Si sta facendo abbastanza anche in Calabria per prevenire la diffusione di un fenomeno che per portata risulta decisamente invadente?
«In Calabria sono attive preziose esperienze di contrasto del gioco d’azzardo. Anche come Associazione siamo stati impegnati recentemente in percorsi molto partecipati di informazione nelle scuole primarie e secondarie, nei centri sociali, contro le diverse dipendenze e chiamati a risolvere casi di famiglie indebitate dal gioco. Inoltre, siamo da anni parte della rete regionale “Mettiamoci in gioco” che racchiude numerose associazioni regionali che operano nel campo della cura delle dipendenze. Insieme siamo impegnati per contrastare il fenomeno del gioco d’azzardo. Quello che abbiamo visto scemare negli ultimi anni è stato soprattutto il protagonismo istituzionale regionale. Il 30 aprile del 2019 abbiamo condiviso la prima giornata regionale contro il gioco d’azzardo: il “No slot day”. Ebbene, quell’appuntamento è sparito dall’agenda politica, eppure era stato l’inizio di un percorso maturato all’interno dell’interpretazione autentica del portato culturale e sociale su cui è impiantata la Legge regionale 9 del 2018 anti ‘ndrangheta. Occorre riprendere quel cammino nonostante siano cambiati i protagonisti».

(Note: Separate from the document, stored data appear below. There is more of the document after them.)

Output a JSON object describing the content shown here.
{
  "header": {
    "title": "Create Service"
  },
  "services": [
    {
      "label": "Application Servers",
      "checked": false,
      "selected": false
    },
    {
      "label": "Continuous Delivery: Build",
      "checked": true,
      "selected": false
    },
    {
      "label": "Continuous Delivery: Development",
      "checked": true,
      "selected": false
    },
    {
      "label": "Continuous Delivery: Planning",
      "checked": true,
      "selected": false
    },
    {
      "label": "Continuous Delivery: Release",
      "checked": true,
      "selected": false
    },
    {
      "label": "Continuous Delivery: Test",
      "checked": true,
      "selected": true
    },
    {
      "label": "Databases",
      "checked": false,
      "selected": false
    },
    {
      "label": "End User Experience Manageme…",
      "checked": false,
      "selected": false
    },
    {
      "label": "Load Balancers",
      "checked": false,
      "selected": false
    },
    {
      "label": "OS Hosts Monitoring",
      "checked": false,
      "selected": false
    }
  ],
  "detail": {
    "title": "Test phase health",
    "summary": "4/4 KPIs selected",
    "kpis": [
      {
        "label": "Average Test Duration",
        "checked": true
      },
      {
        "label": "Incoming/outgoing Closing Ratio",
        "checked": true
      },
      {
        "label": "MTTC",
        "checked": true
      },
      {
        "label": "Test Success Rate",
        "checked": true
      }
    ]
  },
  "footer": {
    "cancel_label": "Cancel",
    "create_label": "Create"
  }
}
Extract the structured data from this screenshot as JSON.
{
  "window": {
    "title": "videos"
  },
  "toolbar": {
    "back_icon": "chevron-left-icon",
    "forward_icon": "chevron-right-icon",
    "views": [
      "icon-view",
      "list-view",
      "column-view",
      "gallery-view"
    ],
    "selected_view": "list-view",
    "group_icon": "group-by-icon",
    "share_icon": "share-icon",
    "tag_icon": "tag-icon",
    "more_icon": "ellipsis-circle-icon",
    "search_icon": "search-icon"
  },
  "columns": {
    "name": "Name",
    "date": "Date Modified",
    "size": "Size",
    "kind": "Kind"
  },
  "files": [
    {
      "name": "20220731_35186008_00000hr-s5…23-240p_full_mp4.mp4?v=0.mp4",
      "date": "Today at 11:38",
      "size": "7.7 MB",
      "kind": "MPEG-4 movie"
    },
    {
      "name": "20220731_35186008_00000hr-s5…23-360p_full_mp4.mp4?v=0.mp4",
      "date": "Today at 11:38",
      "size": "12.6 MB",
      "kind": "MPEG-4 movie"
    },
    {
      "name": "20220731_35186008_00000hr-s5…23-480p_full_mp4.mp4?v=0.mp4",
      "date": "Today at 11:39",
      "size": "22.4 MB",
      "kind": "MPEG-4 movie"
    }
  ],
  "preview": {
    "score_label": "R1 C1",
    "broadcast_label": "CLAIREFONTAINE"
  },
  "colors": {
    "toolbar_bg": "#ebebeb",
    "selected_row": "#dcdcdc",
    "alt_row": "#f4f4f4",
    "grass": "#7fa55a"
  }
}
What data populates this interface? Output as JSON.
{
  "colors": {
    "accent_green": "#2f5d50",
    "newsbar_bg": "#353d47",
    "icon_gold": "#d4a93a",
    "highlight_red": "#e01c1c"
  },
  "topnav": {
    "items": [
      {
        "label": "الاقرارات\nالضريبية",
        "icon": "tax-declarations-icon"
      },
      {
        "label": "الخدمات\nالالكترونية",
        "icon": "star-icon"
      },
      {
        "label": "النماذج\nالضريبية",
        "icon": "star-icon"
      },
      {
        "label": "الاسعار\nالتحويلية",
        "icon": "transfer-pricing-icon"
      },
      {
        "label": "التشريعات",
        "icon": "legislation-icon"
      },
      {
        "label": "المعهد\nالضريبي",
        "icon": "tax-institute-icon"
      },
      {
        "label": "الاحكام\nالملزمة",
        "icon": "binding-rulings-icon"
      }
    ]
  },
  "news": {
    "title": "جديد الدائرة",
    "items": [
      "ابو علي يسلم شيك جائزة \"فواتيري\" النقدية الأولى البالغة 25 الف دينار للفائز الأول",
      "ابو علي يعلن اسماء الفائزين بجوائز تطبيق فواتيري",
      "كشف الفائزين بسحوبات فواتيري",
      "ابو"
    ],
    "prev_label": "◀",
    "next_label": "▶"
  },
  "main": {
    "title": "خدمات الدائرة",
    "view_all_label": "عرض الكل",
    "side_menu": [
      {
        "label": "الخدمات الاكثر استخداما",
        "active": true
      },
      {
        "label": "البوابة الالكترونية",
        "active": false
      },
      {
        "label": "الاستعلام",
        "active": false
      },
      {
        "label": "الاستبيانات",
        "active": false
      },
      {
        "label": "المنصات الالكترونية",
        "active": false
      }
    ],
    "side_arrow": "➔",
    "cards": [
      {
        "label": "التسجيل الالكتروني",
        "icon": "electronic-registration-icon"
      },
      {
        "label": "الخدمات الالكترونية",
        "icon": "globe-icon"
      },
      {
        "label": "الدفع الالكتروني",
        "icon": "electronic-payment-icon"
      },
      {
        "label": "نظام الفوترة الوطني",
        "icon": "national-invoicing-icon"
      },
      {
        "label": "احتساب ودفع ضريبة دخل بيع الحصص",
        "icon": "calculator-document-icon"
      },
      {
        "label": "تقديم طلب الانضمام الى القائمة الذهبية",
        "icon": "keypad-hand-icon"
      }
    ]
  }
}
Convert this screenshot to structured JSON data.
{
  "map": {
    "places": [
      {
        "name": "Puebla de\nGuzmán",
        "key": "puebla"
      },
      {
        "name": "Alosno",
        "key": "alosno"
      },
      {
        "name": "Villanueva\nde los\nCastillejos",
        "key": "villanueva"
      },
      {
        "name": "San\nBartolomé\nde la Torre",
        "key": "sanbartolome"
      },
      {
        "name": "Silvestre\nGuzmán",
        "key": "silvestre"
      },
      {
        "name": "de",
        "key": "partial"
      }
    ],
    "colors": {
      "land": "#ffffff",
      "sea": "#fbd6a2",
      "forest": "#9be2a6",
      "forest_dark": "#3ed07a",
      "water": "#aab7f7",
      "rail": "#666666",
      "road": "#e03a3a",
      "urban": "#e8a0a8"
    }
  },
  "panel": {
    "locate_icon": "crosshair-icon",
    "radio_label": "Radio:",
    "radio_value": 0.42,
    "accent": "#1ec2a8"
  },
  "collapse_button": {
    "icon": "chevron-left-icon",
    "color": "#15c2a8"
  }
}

Nonostante esista in Calabria una legge regionale per contrastare la ludopatia, il fenomeno è in crescita

La Regione e le istituzioni locali potrebbero adottare provvedimenti specifici?
«Non solo potrebbero, ma devono farlo per le responsabilità che competono loro, non è un’opzione facoltativa. La Regione ha come primo compito quello di garantire servizi e strutture socio-sanitarie adeguate a curare il fenomeno della ludopatia ma già prima, quello di costruire una barriera culturale e fisica contro il gioco d’azzardo, a partire dalle scuole. Inoltre deve rendere esigibile in ogni articolato la Legge regionale 9 del 2018 che definisce impegni precisi in materia di prevenzione, controllo e contrasto del gioco d’azzardo. Ad oggi abbiamo solo potuto limitare i danni del tentativo di depotenziarne gli effetti rispetto alla disciplina di apertura delle attività di gioco. Mentre restano sulla carta altre parti importanti che auspichiamo possano essere trattate presto con la rete delle Associazioni impegnate da anni sul fenomeno. I Comuni invece hanno il compito di vigilare sulle concessioni degli esercizi, sulle distanze e sugli orari di apertura e chiusura delle attività commerciali dove sono presenti macchinette da gioco. Su una ridente località del Tirreno cosentino si è costruita una rotatoria ed installato degli autovelox nel mezzo della statale18 in prossimità di un centro commerciale dove le facciate sono stracolme delle diverse offerte di gioco. Questo è uno dei tanti “no sense” del fenomeno del gioco d’azzardo e del ruolo di “sentinella” del territorio che dovrebbero esercitare i Comuni». (r.desanto@corrierecal.it)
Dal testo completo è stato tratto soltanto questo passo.